Dancing happened. Talking happened. Drunk dials happened. Chaos happened. Good times happened. Sea Monkeys happened.
I also realized that I have been a small topic of conversation. I think I came across last night like it was a bad thing, but it really wasn’t. It was kinda cute and flattering really. You guys are awesome. I have such great friends. Now just hook me up with a man that fits my requirements and we are good!
Oy. Now it’s time for Monday to start.
I’ve officially spent 6 months in Phoenix. Monday will be my 6 month mark at my current job. Today marks 6 months of this blog.
Once I realized how long it had been, it made me surprised it had been that long already, while other people said it felt like I had been here longer. Whichever way you see it, I can say without a doubt that I am completely satisfied with the decision I made to accept a position here and am happier than I have been in a long time. Of course I miss my friends and family back in the Midwest dearly, but this has been a good move for me. I’m the farthest away from home I’ve ever been, and have really worked even more on my independence, happiness, courage, and life balance.
Today I went back and read my first blog post, and I have to admit, I am tearing up some, especially when I think about how the name for my blog came about, and re-reading the text message from my mother, and thinking about how important that message was.
“Been thinking of you all day. I am so proud of your courage and independence. Go far and be happy. Call when you get home to Arizona. Love, Mom.”
I don’t think I ever focused on the use of the word “home” in that message as I should have. Now that I think about it, I don’t recall another time that my mom has said home in any other manner than to mean my parents’ house.
Home. I truly am home here. I am also comfortable saying that now. I cannot describe how blessed I have been since I’ve been here. All my friends and family have been truly supportive even though we really miss each other. Likewise, I’ve been able to make some new friends, and lots of new acquaintances. Slowly but surely, I have pushed myself into the Phoenix scene.

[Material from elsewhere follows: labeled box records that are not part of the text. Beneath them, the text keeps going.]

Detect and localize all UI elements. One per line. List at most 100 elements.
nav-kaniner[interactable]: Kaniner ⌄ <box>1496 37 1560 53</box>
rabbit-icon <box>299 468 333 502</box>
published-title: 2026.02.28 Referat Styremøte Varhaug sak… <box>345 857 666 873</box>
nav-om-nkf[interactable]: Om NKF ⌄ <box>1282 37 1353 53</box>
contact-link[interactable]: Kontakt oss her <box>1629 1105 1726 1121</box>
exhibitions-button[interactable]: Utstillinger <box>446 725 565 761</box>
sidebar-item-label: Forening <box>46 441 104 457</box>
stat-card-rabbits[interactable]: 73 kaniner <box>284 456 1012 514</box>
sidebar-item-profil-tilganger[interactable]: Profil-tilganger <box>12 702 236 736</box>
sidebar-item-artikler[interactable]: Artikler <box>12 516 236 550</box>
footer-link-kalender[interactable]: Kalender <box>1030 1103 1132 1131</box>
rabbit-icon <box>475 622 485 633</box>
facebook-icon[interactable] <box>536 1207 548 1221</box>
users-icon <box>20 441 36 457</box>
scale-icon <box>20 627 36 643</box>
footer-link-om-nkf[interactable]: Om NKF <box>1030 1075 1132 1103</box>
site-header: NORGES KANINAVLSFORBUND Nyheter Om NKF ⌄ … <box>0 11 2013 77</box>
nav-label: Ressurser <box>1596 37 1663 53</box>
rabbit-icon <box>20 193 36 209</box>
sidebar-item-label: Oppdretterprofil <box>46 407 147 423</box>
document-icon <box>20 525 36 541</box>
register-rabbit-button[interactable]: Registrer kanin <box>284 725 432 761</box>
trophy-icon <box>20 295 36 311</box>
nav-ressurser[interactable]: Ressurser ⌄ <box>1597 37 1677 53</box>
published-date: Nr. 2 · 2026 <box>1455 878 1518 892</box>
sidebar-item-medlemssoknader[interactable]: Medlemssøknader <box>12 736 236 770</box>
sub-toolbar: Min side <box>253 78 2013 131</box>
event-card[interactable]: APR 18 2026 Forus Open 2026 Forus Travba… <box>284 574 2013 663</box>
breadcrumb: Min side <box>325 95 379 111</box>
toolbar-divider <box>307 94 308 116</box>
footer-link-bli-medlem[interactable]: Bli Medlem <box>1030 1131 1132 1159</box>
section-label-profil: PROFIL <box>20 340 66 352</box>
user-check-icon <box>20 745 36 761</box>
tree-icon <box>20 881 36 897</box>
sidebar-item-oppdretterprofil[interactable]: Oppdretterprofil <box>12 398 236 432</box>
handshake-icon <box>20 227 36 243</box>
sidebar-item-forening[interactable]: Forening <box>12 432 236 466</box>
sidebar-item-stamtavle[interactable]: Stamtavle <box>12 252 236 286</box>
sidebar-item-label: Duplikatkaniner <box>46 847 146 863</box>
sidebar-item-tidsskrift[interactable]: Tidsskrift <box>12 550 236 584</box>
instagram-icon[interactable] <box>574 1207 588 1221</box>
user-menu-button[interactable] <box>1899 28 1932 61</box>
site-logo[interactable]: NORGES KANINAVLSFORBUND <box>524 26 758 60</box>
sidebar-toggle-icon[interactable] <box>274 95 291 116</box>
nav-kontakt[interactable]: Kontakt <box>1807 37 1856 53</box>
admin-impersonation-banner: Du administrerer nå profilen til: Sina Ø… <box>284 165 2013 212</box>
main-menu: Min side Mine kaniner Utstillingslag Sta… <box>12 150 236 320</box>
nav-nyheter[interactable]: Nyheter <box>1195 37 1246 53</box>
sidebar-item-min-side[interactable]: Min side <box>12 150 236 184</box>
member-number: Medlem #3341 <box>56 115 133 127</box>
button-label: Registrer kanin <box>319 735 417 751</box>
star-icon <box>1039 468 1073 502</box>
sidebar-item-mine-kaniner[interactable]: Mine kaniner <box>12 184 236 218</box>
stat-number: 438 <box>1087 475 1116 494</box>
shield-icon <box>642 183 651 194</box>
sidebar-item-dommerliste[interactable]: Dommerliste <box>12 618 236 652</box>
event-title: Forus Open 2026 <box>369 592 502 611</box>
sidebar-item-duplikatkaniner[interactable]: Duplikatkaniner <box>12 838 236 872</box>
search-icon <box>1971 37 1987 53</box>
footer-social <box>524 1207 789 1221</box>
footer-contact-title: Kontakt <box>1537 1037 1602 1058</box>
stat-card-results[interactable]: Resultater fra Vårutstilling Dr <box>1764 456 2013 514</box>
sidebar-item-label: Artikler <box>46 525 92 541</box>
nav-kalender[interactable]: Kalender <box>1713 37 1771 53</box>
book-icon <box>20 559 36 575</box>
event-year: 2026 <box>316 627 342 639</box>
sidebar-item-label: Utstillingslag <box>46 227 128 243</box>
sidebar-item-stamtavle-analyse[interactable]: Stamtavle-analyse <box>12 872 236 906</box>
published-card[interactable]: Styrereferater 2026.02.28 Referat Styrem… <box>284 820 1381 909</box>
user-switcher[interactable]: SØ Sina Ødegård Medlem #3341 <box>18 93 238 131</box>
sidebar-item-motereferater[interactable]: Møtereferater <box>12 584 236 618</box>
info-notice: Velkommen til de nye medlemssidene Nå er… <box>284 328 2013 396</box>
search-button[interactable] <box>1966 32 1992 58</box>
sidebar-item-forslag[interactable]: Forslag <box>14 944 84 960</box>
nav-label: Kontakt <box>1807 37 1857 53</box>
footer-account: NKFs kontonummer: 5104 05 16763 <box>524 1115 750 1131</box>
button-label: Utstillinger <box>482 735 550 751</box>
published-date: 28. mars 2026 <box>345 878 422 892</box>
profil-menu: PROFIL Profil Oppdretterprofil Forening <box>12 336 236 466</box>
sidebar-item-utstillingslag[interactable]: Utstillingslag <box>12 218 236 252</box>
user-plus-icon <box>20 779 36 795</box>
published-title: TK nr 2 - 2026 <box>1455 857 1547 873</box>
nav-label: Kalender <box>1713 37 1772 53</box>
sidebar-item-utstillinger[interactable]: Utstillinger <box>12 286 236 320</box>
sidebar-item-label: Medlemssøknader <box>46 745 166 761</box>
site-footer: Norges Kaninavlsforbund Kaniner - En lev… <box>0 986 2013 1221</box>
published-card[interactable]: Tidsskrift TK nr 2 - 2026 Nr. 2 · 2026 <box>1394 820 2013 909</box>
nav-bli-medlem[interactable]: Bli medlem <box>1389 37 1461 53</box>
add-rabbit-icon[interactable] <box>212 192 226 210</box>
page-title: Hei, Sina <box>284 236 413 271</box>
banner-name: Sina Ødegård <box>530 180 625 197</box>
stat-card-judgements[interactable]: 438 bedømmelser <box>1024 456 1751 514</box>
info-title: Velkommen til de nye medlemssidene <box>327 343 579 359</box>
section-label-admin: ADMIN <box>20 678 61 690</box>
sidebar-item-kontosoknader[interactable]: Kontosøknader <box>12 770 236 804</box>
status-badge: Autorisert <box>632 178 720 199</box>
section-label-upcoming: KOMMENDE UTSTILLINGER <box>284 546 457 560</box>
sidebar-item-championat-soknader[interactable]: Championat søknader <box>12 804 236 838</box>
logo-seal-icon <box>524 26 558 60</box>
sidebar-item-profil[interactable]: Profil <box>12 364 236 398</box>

I am home here because I was able to start a local group in Phoenix for the Interaction Design Association (IxDA). It was challenging, seeing as I didn’t have many connections here. Most of my connections were back in the Eastern Time Zone. It’s been very rewarding. We are already having our second meeting in a few weeks!
I am home here because I am thinking about actually becoming a first time home buyer.
I am home here because I have already had adventures that you truly only have when you are home; especially those embarrassing adventures.
I am home because I truly enjoy my job and look forward to going to work every day (almost).
I am home here because I can easily call it home. I see myself here.
I want to thank everyone for giving me the courage to start a new chapter here, and to everyone that welcomed me into Phoenix.